This work addresses the challenge in the shuffle differential privacy (SDP) model where existing secure aggregation mechanisms struggle to simultaneously guarantee privacy, robustness against poisoning attacks, and resilience to malicious shufflers. To this end, the paper proposes RAIN, a novel framework that, for the first time, unifies privacy preservation, robustness to data poisoning, and verifiability under the SDP setting. RAIN introduces sign-space aggregation to assess update consistency and designs an additive secret-sharing protocol that enables efficient shuffling, aggregation, and integrity verification under a malicious security model. Experimental results demonstrate that RAIN achieves strong privacy and maintains convergence accuracy while reducing communication overhead by 90× and accelerating aggregation by 10×, all while enabling full tampering detection.
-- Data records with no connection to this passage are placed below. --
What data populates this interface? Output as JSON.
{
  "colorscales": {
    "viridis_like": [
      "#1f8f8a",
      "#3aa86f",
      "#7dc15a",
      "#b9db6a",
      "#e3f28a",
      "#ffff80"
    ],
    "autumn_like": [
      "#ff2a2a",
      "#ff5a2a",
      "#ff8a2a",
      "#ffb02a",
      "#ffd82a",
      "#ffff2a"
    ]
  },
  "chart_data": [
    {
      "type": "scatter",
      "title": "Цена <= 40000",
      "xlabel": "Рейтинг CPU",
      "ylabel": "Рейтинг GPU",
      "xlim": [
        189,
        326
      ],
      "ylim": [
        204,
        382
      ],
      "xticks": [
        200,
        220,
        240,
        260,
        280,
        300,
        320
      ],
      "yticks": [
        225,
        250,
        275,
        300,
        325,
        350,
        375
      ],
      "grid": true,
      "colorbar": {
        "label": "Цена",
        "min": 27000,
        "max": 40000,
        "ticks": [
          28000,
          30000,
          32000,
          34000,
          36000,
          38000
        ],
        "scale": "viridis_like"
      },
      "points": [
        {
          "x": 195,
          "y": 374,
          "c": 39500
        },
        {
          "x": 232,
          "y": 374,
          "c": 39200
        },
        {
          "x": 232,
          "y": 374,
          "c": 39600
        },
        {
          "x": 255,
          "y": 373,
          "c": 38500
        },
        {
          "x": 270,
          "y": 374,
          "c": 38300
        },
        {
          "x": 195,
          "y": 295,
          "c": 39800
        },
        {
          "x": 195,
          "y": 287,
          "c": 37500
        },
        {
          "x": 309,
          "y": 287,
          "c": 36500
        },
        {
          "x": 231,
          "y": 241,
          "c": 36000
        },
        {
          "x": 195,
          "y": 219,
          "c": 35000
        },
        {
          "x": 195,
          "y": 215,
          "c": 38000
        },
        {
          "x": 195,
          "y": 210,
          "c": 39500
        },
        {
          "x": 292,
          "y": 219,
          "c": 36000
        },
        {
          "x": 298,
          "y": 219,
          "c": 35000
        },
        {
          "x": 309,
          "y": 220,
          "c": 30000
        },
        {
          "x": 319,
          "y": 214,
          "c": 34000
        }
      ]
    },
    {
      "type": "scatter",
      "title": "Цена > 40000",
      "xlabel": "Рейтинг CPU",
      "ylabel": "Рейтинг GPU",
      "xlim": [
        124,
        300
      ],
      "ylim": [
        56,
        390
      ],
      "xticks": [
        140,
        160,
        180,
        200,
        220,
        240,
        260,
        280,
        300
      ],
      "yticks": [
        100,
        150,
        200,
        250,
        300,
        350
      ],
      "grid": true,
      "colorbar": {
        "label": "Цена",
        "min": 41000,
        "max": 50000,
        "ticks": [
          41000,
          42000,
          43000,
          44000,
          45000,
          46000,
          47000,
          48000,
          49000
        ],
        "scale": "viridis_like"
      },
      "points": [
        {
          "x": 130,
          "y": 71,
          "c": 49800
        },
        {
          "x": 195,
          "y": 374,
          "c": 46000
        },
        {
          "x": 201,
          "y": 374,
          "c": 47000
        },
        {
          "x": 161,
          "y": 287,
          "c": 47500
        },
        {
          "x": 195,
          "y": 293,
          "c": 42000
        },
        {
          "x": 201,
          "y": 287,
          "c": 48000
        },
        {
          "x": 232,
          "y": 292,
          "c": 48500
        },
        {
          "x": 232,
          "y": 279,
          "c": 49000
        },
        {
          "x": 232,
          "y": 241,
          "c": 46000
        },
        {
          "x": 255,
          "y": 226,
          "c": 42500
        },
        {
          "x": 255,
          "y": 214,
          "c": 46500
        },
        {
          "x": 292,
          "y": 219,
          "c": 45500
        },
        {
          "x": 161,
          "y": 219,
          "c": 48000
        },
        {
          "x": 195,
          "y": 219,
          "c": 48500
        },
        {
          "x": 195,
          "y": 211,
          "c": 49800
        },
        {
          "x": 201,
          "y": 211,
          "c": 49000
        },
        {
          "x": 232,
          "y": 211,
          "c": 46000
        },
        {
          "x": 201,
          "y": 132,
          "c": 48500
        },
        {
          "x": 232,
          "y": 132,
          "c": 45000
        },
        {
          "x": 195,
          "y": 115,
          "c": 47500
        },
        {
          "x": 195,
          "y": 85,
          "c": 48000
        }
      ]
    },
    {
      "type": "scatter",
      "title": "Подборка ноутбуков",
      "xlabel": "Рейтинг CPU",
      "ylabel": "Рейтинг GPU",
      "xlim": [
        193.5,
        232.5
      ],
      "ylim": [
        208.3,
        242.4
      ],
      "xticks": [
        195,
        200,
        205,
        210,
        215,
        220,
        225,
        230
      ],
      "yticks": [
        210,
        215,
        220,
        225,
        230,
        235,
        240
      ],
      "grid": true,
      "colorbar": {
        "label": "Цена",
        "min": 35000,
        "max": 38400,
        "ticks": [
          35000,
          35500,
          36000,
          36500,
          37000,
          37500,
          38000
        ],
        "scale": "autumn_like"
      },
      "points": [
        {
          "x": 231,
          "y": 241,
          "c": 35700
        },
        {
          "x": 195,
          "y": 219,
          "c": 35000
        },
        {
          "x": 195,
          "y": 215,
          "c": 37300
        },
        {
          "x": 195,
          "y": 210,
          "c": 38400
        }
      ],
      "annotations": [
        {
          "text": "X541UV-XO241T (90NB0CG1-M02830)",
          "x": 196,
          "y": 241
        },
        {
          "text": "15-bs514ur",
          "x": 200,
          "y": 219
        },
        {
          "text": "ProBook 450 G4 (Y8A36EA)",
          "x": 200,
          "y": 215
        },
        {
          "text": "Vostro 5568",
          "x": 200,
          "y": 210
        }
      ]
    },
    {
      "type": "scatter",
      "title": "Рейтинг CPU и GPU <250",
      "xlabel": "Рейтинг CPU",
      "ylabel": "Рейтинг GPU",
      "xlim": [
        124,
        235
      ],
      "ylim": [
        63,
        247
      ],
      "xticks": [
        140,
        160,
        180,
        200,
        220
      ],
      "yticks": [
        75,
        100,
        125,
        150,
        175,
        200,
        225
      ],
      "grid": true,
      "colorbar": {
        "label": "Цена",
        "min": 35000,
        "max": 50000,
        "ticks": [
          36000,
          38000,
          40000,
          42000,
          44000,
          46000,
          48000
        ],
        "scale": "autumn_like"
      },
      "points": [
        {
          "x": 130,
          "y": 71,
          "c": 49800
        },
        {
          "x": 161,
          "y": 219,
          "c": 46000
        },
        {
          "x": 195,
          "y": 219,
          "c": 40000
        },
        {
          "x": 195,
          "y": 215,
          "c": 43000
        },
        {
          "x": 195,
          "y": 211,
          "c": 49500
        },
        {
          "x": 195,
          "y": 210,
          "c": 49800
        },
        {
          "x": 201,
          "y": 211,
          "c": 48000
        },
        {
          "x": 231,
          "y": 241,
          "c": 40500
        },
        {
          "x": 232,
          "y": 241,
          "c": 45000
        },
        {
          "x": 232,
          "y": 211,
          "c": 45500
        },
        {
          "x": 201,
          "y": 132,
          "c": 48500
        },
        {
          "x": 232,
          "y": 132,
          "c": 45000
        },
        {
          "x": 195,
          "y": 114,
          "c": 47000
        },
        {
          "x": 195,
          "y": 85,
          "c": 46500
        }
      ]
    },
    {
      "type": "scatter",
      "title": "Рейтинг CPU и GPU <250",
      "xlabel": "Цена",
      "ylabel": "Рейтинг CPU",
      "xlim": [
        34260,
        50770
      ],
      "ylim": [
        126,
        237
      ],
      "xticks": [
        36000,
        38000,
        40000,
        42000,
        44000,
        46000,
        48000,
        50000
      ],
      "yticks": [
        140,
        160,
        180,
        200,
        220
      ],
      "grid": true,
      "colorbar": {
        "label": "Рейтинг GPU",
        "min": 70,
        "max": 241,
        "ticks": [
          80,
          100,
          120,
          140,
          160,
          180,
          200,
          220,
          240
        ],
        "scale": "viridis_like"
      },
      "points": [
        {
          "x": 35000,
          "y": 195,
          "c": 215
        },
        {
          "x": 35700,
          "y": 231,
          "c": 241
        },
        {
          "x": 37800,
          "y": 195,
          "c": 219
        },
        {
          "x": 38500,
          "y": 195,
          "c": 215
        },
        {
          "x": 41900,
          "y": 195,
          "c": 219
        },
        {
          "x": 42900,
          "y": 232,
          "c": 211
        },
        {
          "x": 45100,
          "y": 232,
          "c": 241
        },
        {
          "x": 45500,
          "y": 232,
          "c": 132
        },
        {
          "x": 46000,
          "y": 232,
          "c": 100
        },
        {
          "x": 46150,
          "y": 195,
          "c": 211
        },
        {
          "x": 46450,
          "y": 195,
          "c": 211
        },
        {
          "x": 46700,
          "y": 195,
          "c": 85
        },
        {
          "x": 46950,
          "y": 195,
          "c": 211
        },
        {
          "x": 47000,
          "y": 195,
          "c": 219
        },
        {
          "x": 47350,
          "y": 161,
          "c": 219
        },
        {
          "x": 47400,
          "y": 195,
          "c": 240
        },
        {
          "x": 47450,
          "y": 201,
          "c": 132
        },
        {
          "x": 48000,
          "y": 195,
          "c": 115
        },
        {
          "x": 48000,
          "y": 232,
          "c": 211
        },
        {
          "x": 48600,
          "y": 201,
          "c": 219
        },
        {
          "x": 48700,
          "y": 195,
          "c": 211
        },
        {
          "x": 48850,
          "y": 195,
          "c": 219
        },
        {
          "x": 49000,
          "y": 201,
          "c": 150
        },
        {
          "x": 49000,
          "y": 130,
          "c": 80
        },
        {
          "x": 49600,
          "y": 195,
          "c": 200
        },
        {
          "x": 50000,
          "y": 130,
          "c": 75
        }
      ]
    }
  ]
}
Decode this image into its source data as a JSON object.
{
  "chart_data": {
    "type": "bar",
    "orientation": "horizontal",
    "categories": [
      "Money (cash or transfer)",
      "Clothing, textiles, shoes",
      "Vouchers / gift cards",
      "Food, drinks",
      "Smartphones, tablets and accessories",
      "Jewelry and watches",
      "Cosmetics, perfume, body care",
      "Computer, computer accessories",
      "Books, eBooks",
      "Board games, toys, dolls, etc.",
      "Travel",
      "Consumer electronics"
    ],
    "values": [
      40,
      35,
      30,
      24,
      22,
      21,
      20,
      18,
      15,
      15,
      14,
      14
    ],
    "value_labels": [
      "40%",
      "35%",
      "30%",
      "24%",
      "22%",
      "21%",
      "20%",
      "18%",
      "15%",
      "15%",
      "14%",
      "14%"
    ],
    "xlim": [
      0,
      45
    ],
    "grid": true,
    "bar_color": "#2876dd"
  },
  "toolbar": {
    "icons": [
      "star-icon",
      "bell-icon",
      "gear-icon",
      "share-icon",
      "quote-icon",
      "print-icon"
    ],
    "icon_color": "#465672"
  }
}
Secure aggregation is a foundational building block of privacy-preserving learning, yet achieving robustness under adversarial behavior remains challenging. Modern systems increasingly adopt the shuffle model of differential privacy (Shuffle-DP) to locally perturb client updates and globally anonymize them via shuffling for enhanced privacy protection. However, these perturbations and anonymization distort gradient geometry and remove identity linkage, leaving systems vulnerable to adversarial poisoning attacks. Moreover, the shuffler, typically a third party, can be compromised, undermining security against malicious adversaries. To address these challenges, we present Robust Aggregation in Noise (RAIN), a unified framework that reconciles privacy, robustness, and verifiability under Shuffle-DP. At its core, RAIN adopts sign-space aggregation to robustly measure update consistency and limit malicious influence under noise and anonymization. Specifically, we design two novel secret-shared protocols for shuffling and aggregation that operate directly on additive shares and preserve Shuffle-DP's tight privacy guarantee. In each round, the aggregated result is verified to ensure correct aggregation and detect any selective dropping, achieving malicious security with minimal overhead. Extensive experiments across comprehensive benchmarks show that RAIN maintains strong privacy guarantees under Shuffle-DP and remains robust to poisoning attacks with negligible degradation in accuracy and convergence. It further provides real-time integrity verification with complete tampering detection, while achieving up to 90x lower communication cost and 10x faster aggregation compared with prior work.